Arts & Entertainment, Film and TV

‘How to Talk to Girls at Parties’ genre mashup loses the plot

The hunt for a wild party is a timeless, often fruitless adventure many teenagers embark on, but when well-meaning gawky teen punk Enn (Alex Sharp) stumbles on a house party hosted by aliens in latex, a surreal mess ensues. There, he meets his delicately awkward love interest Zan (Elle Fanning), an otherworldly being eager to stray away from her overbearing alien cult and explore the streets of Croydon’s 1977 punk scene with Enn as her guide.

Directed by John Cameron Mitchell (Hedwig and the Angry Inch (2001), Shortbus (2006), How to Talk to Girls at Parties (2017) is loosely based on Neil Gaiman’s 2006 short story of the same name. The film offers a creatively erratic variety of genres ranging from shock value sci-fi to over-the-top musical teen romance. However, the plot meanders whimsically, ultimately failing to tie its loose ends together.

Following Enn and Zan on their adventure, the audience is thrown into a muddled world of dynamic alien politics and tradition. Rather than focusing on the charmingly nervous relationship between Enn and Zan—the alien nature of Enn’s communicating with the opposite sex literalized in Zan’s extraterrestrial form—Mitchell chooses to explore a much broader theme: A defiant punk culture versus conservative tradition. Yet, the plot never adopts this as the driving theme, rather, it vaguely occurs in the background. Gaiman’s short story on the other hand is limited to the initial interaction between Enn and Zan, only a piece of Mitchell’s much larger plot.

A tone of active rebellion underlies the film’s atmosphere throughout. Zan giddily runs away with Enn to escape her traditional elders–“tradition” for the aliens entails eating their young. But she flees not because of the horrifying cannibalism, rather, her elders are suffocatingly autocratic, apparently an inter-galactic sentiment shared by many a rebellious alien youth. Her struggle with obedience culminates in a showdown back at the alien hive, a fine suburban home. There Mitchell’s two opposing concepts of punk and tradition clash, depicted in an actual altercation with the punks led by the anarchic Boadicea (Nicole Kidman) and the aliens.

Despite the conceptual creativity of the film, the characters are presented one-dimensionally and granted limited development over the course of the film, save for Zan who breaks from the world emerging from her journey charged with defiance. Opposite her, however, Enn is simply a teenager in love whose ordinary behavior serves as a foil for Zan’s alien persona.
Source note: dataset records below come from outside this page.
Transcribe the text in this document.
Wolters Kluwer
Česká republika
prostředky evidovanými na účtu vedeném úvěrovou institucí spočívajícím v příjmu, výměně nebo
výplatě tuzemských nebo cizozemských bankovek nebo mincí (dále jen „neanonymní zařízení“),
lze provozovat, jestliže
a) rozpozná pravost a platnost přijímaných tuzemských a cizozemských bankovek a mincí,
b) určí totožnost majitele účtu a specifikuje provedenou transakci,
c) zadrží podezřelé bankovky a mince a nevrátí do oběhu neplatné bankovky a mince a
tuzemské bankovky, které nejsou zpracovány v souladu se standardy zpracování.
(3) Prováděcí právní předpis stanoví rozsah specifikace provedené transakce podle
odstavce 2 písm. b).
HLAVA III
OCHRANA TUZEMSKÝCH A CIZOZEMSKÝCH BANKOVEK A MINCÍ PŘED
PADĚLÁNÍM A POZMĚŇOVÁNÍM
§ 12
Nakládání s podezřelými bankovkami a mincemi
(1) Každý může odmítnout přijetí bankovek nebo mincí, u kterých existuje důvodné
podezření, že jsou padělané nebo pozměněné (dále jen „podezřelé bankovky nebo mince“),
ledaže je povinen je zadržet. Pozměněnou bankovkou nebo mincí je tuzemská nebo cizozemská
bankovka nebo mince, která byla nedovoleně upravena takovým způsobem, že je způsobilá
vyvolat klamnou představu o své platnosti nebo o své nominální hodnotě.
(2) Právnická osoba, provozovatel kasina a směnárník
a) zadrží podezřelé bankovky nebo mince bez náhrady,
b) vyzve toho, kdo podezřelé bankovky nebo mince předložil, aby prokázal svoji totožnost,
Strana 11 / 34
Visually, warm colours painted most scenes to create an intimate setting juxtaposed against the vibrant costumes the characters wear. The soft, almost candle-lit undertones beautifully capture Enn and Zan’s romance as well as softening the raw punk hedonism depicted at many parties throughout the film. Although the expressive and colourful costumes artfully contrast with the mellow hues of the background, it does not make up for the tragic visual effects included in the film. Sporadically interrupted with half-hearted graphics meant to depict Enn’s dreams, the special effects are more fitting for a B movie. These particularly jarring tangents disrupted the flow of the cinematography.

Mitchell’s choice to focus on alien politics and the complications they create eclipses that which makes the film endearing–Enn and Zan’s awkward relationship and the alien youths’ freedom to explore an aspect of the world they have been restricted from. How to Talk to Girls at Parties is a theatrical and colorful tale, but is missing the dense and rich layer of coherent narrative that would give the film substance.